Jean-Claude Pecker est né à Reims en 1923. Il est astrophysicien, professeur honoraire au Collège de France et membre de l’Académie des Sciences. Il a publié de très nombreux livres scientifiques ainsi que des ouvrages d’art et de poésie. Ce texte prend dans son œuvre un sens particulier : il a mis 50 ans avant de pouvoir l’écrire et 10 ans pour le faire.
Les huit poèmes sont un théâtre d’ombre des disparus. Pas n’importe lesquels. Nelly et Victor. Les parents de l’auteur arrêtés en 1944 le jour de son 21ème anniversaire. « Je ne me suis jamais remis de leur disparition. Ils ont été arrêtés parce qu’ils étaient juifs ». Les disparus ne cessent de le hanter. Les images de leur arrestation surgissent dans la “ moelle ” de l’auteur au nom des “ taliths ” vu sans doute par l’auteur à Auschwitz.
En un tel texte rarissime, la langue laisse sans voix. Elle devient le montage d’un épisode traumatique. L’auteur l’évoque non pour lutter contre l’oubli mais pour tenter de vivre. Et si au commencement était le Verbe, à la lumière noire de la Shoah ce verbe est resté pour Pecker de l’ordre de l’innommable.
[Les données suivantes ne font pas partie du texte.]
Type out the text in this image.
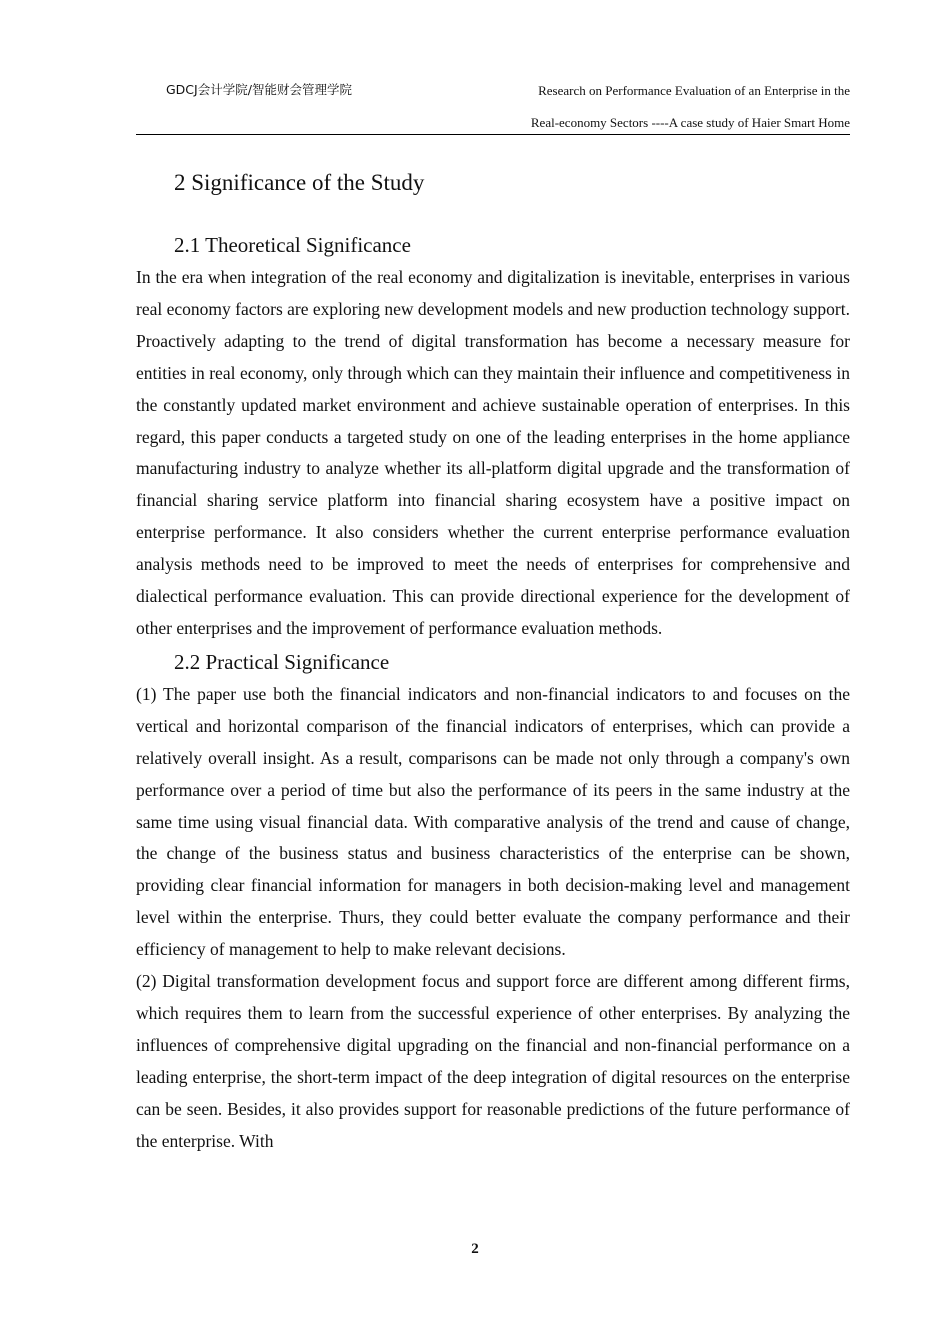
GDCJ会计学院/智能财会管理学院	Research on Performance Evaluation of an Enterprise in the
Real-economy Sectors ----A case study of Haier Smart Home
2 Significance of the Study
2.1 Theoretical Significance

In the era when integration of the real economy and digitalization is inevitable, enterprises in various real economy factors are exploring new development models and new production technology support. Proactively adapting to the trend of digital transformation has become a necessary measure for entities in real economy, only through which can they maintain their influence and competitiveness in the constantly updated market environment and achieve sustainable operation of enterprises. In this regard, this paper conducts a targeted study on one of the leading enterprises in the home appliance manufacturing industry to analyze whether its all-platform digital upgrade and the transformation of financial sharing service platform into financial sharing ecosystem have a positive impact on enterprise performance. It also considers whether the current enterprise performance evaluation analysis methods need to be improved to meet the needs of enterprises for comprehensive and dialectical performance evaluation. This can provide directional experience for the development of other enterprises and the improvement of performance evaluation methods.

2.2 Practical Significance

(1) The paper use both the financial indicators and non-financial indicators to and focuses on the vertical and horizontal comparison of the financial indicators of enterprises, which can provide a relatively overall insight. As a result, comparisons can be made not only through a company's own performance over a period of time but also the performance of its peers in the same industry at the same time using visual financial data. With comparative analysis of the trend and cause of change, the change of the business status and business characteristics of the enterprise can be shown, providing clear financial information for managers in both decision-making level and management level within the enterprise. Thurs, they could better evaluate the company performance and their efficiency of management to help to make relevant decisions.

(2) Digital transformation development focus and support force are different among different firms, which requires them to learn from the successful experience of other enterprises. By analyzing the influences of comprehensive digital upgrading on the financial and non-financial performance on a leading enterprise, the short-term impact of the deep integration of digital resources on the enterprise can be seen. Besides, it also provides support for reasonable predictions of the future performance of the enterprise. With

2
Néanmoins, le poème n’est pas un devoir de mémoire mais un cri d’amour. Il sort de l’ombre et de la nuit du temps. C’est un théâtre d’ombres. Ecrire revient à vivre et mourir. Plus question de faire de choix entre ces deux verbes. Ils nous enseignent combien l’écriture ne se saisit pour celui qui devint l’orphelin que l’alignement d’un temps devenu tombe. Ces mots portent la douleur intérieure que seule la mort pourra effacer.
jean-paul gavard-perret
Jean-Claude Pecker, Lamento 1944–1994, Z4 éditions, Les Nans, 2017, 48 p. — 8,00 €.